Nadine nickte traurig. Sie musste jetzt wohl in den sauren Apfel beißen.
“Und wie … wie lange muss ich den Außenbogen tragen?“ wollte sie nun wissen.
“Hmm, dass hängt davon ab wie regelmäßig du in trägst.“
“Nein, ich meine… muss ich ihn den ganzen Tag tragen oder nur einige Stunden?“ fragte Nadine besorgt.

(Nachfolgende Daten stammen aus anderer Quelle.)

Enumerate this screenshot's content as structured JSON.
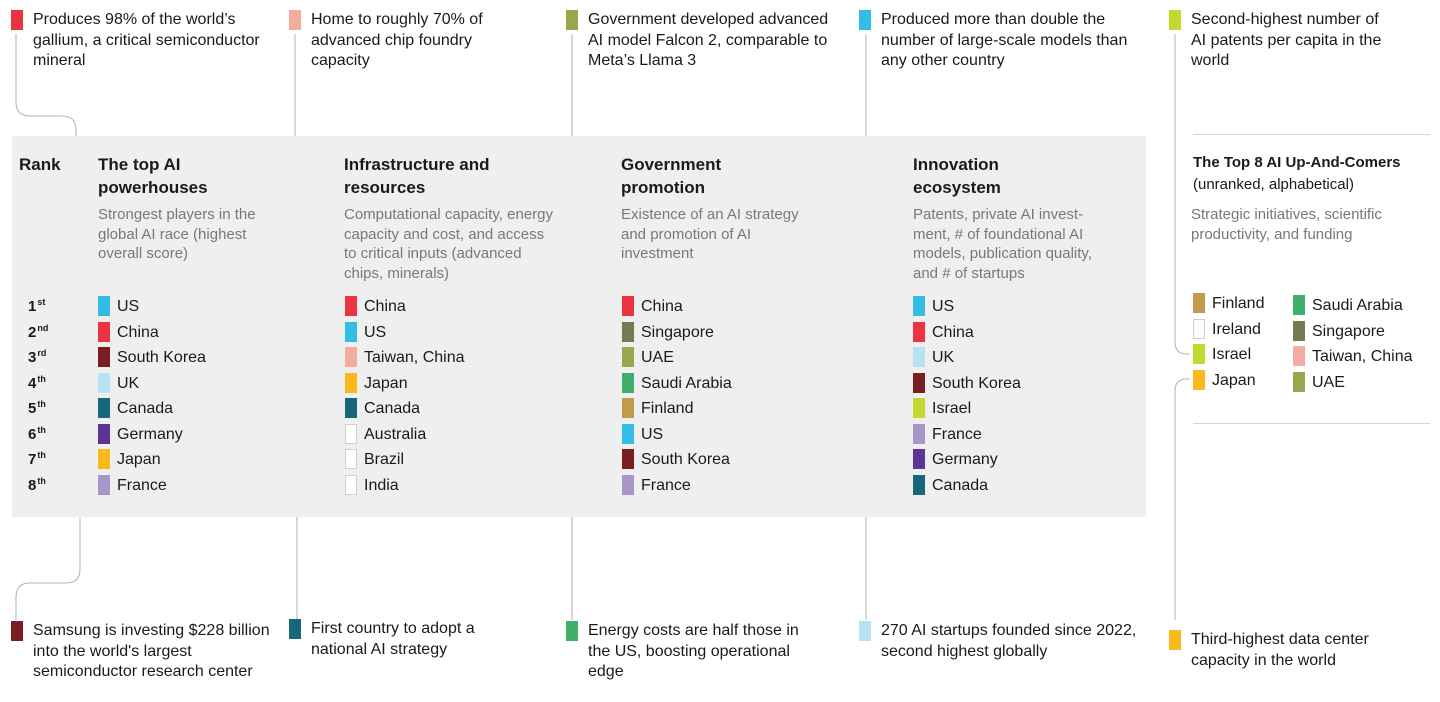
{
  "colors": {
    "US": "#33bde4",
    "China": "#ea3442",
    "South Korea": "#7a1e24",
    "UK": "#b6e2f3",
    "Canada": "#17667a",
    "Germany": "#5b3494",
    "Japan": "#f9b81b",
    "France": "#a796c8",
    "Taiwan, China": "#f4aba0",
    "Australia": "#ffffff",
    "Brazil": "#ffffff",
    "India": "#ffffff",
    "Singapore": "#737b52",
    "UAE": "#9aa550",
    "Saudi Arabia": "#3fb06b",
    "Finland": "#c39a4b",
    "Israel": "#c3d92f",
    "Ireland": "#ffffff"
  },
  "callouts_top": [
    {
      "text": "Produces 98% of the world’s gallium, a critical semiconductor mineral",
      "country": "China"
    },
    {
      "text": "Home to roughly 70% of advanced chip foundry capacity",
      "country": "Taiwan, China"
    },
    {
      "text": "Government developed advanced AI model Falcon 2, comparable to Meta’s Llama 3",
      "country": "UAE"
    },
    {
      "text": "Produced more than double the number of large-scale models than any other country",
      "country": "US"
    },
    {
      "text": "Second-highest number of AI patents per capita in the world",
      "country": "Israel"
    }
  ],
  "callouts_bottom": [
    {
      "text": "Samsung is investing $228 billion into the world's largest semiconductor research center",
      "country": "South Korea"
    },
    {
      "text": "First country to adopt a national AI strategy",
      "country": "Canada"
    },
    {
      "text": "Energy costs are half those in the US, boosting operational edge",
      "country": "Saudi Arabia"
    },
    {
      "text": "270 AI startups founded since 2022, second highest globally",
      "country": "UK"
    },
    {
      "text": "Third-highest data center capacity in the world",
      "country": "Japan"
    }
  ],
  "rank_header": "Rank",
  "ranks": [
    {
      "n": "1",
      "suf": "st"
    },
    {
      "n": "2",
      "suf": "nd"
    },
    {
      "n": "3",
      "suf": "rd"
    },
    {
      "n": "4",
      "suf": "th"
    },
    {
      "n": "5",
      "suf": "th"
    },
    {
      "n": "6",
      "suf": "th"
    },
    {
      "n": "7",
      "suf": "th"
    },
    {
      "n": "8",
      "suf": "th"
    }
  ],
  "columns": [
    {
      "title": "The top AI powerhouses",
      "subtitle": "Strongest players in the global AI race (highest overall score)",
      "items": [
        "US",
        "China",
        "South Korea",
        "UK",
        "Canada",
        "Germany",
        "Japan",
        "France"
      ]
    },
    {
      "title": "Infrastructure and resources",
      "subtitle": "Computational capacity, energy capacity and cost, and access to critical inputs (advanced chips, minerals)",
      "items": [
        "China",
        "US",
        "Taiwan, China",
        "Japan",
        "Canada",
        "Australia",
        "Brazil",
        "India"
      ]
    },
    {
      "title": "Government promotion",
      "subtitle": "Existence of an AI strategy and promotion of AI investment",
      "items": [
        "China",
        "Singapore",
        "UAE",
        "Saudi Arabia",
        "Finland",
        "US",
        "South Korea",
        "France"
      ]
    },
    {
      "title": "Innovation ecosystem",
      "subtitle": "Patents, private AI invest-ment, # of foundational AI models, publication quality, and # of startups",
      "items": [
        "US",
        "China",
        "UK",
        "South Korea",
        "Israel",
        "France",
        "Germany",
        "Canada"
      ]
    }
  ],
  "upcomers": {
    "title": "The Top 8 AI Up-And-Comers",
    "note": "(unranked, alphabetical)",
    "subtitle": "Strategic initiatives, scientific productivity, and funding",
    "col1": [
      "Finland",
      "Ireland",
      "Israel",
      "Japan"
    ],
    "col2": [
      "Saudi Arabia",
      "Singapore",
      "Taiwan, China",
      "UAE"
    ]
  }
}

“16 Stunden solltest du ihn schon tragen. Du brauchst ihn wirklich nicht zur Schule einsetzten. Zumindest vorerst nicht. Am besten trägst du ihn nachts und eben nachmittags. Beim Hausaufgaben machen, fernsehen… Aber jetzt versuch ihn zunächst einmal selbst einzusetzen!“
Nadine nahm den Gesichtsbogen und führte die beiden Stifte in die Röhrchen an ihren Backenzähnen ein. Petra reichte ihrer Patientin ein blaues Nackenband an dem sie ihre Außenspange einhakte. Fertig! Nadine betrachtete sich eingängig im Spiegel. Oh Gott! Das durfte doch nicht war sein. Der Außenbogen teilt ihr Gesicht regelrecht in zwei Hälften! Er war doch ziemlich auffällig! So sollte sie jetzt den Großteil eines Tages verbringen? Unmöglich, dachte Nadine.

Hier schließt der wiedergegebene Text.